Strategyproofness and Monotone Allocation of Auction in Social Networks

TL;DR

This paper introduces a new framework for strategyproof network auctions by classifying monotone allocation rules into ID-MON and IP-MON, providing conditions for strategyproof payments and resolving key challenges in combinatorial network auctions.

Contribution

It identifies two fundamental categories of monotone allocation rules in social network auctions and characterizes strategyproof payment rules for them, addressing a major gap in the field.

Findings

All existing network auction rules are encompassed by ID-MON and IP-MON categories.

Conditions for the existence of strategyproof payment rules are characterized.

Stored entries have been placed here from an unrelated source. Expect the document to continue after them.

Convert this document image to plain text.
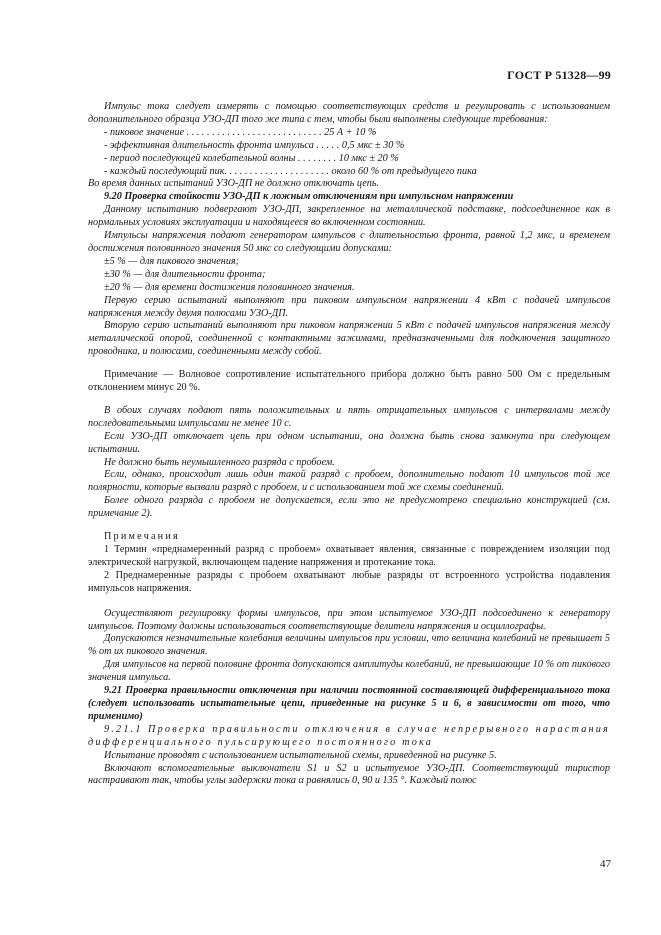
ГОСТ Р 51328—99

Импульс тока следует измерять с помощью соответствующих средств и регулировать с использованием дополнительного образца УЗО-ДП того же типа с тем, чтобы были выполнены следующие требования:

- пиковое значение . . . . . . . . . . . . . . . . . . . . . . . . . . . 25 А + 10 %
- эффективная длительность фронта импульса . . . . . 0,5 мкс ± 30 %
- период последующей колебательной волны . . . . . . . . 10 мкс ± 20 %
- каждый последующий пик. . . . . . . . . . . . . . . . . . . . . около 60 % от предыдущего пика

Во время данных испытаний УЗО-ДП не должно отключать цепь.

9.20 Проверка стойкости УЗО-ДП к ложным отключениям при импульсном напряжении

Данному испытанию подвергают УЗО-ДП, закрепленное на металлической подставке, подсоединенное как в нормальных условиях эксплуатации и находящееся во включенном состоянии.

Импульсы напряжения подают генератором импульсов с длительностью фронта, равной 1,2 мкс, и временем достижения половинного значения 50 мкс со следующими допусками:

±5 % — для пикового значения;

±30 % — для длительности фронта;

±20 % — для времени достижения половинного значения.

Первую серию испытаний выполняют при пиковом импульсном напряжении 4 кВт с подачей импульсов напряжения между двумя полюсами УЗО-ДП.

Вторую серию испытаний выполняют при пиковом напряжении 5 кВт с подачей импульсов напряжения между металлической опорой, соединенной с контактными зажимами, предназначенными для подключения защитного проводника, и полюсами, соединенными между собой.

Примечание — Волновое сопротивление испытательного прибора должно быть равно 500 Ом с предельным отклонением минус 20 %.

В обоих случаях подают пять положительных и пять отрицательных импульсов с интервалами между последовательными импульсами не менее 10 с.

Если УЗО-ДП отключает цепь при одном испытании, она должна быть снова замкнута при следующем испытании.

Не должно быть неумышленного разряда с пробоем.

Если, однако, происходит лишь один такой разряд с пробоем, дополнительно подают 10 импульсов той же полярности, которые вызвали разряд с пробоем, и с использованием той же схемы соединений.

Более одного разряда с пробоем не допускается, если это не предусмотрено специально конструкцией (см. примечание 2).

Примечания

1 Термин «преднамеренный разряд с пробоем» охватывает явления, связанные с повреждением изоляции под электрической нагрузкой, включающем падение напряжения и протекание тока.

2 Преднамеренные разряды с пробоем охватывают любые разряды от встроенного устройства подавления импульсов напряжения.

Осуществляют регулировку формы импульсов, при этом испытуемое УЗО-ДП подсоединено к генератору импульсов. Поэтому должны использоваться соответствующие делители напряжения и осциллографы.

Допускаются незначительные колебания величины импульсов при условии, что величина колебаний не превышает 5 % от их пикового значения.

Для импульсов на первой половине фронта допускаются амплитуды колебаний, не превышающие 10 % от пикового значения импульса.

9.21 Проверка правильности отключения при наличии постоянной составляющей дифференциального тока (следует использовать испытательные цепи, приведенные на рисунке 5 и 6, в зависимости от того, что применимо)

9.21.1 Проверка правильности отключения в случае непрерывного нарастания дифференциального пульсирующего постоянного тока

Испытание проводят с использованием испытательной схемы, приведенной на рисунке 5.

Включают вспомогательные выключатели S1 и S2 и испытуемое УЗО-ДП. Соответствующий тиристор настраивают так, чтобы углы задержки тока α равнялись 0, 90 и 135 °. Каждый полюс

47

The revenue-maximizing strategyproof payment rule is shown to be computationally feasible.

Abstract

Strategyproofness in network auctions requires that bidders not only report their valuations truthfully, but also do their best to invite neighbours from the social network. In contrast to canonical auctions, where the value-monotone allocation in Myerson's Lemma is a cornerstone, a general principle of allocation rules for strategyproof network auctions is still missing. We show that, due to the absence of such a principle, even extensions to multi-unit network auctions with single-unit demand present unexpected difficulties, and all pioneering researches fail to be strategyproof. For the first time in this field, we identify two categories of monotone allocation rules on networks: Invitation-Depressed Monotonicity (ID-MON) and Invitation-Promoted Monotonicity (IP-MON). They encompass all existing allocation rules of network auctions as specific instances. For any given ID-MON or IP-MON allocation rule, we characterize the existence and sufficient conditions for the strategyproof payment rules, and show that among all such payment rules, the revenue-maximizing one exists and is computationally feasible. With these results, the obstacle of combinatorial network auction with single-minded bidders is now resolved.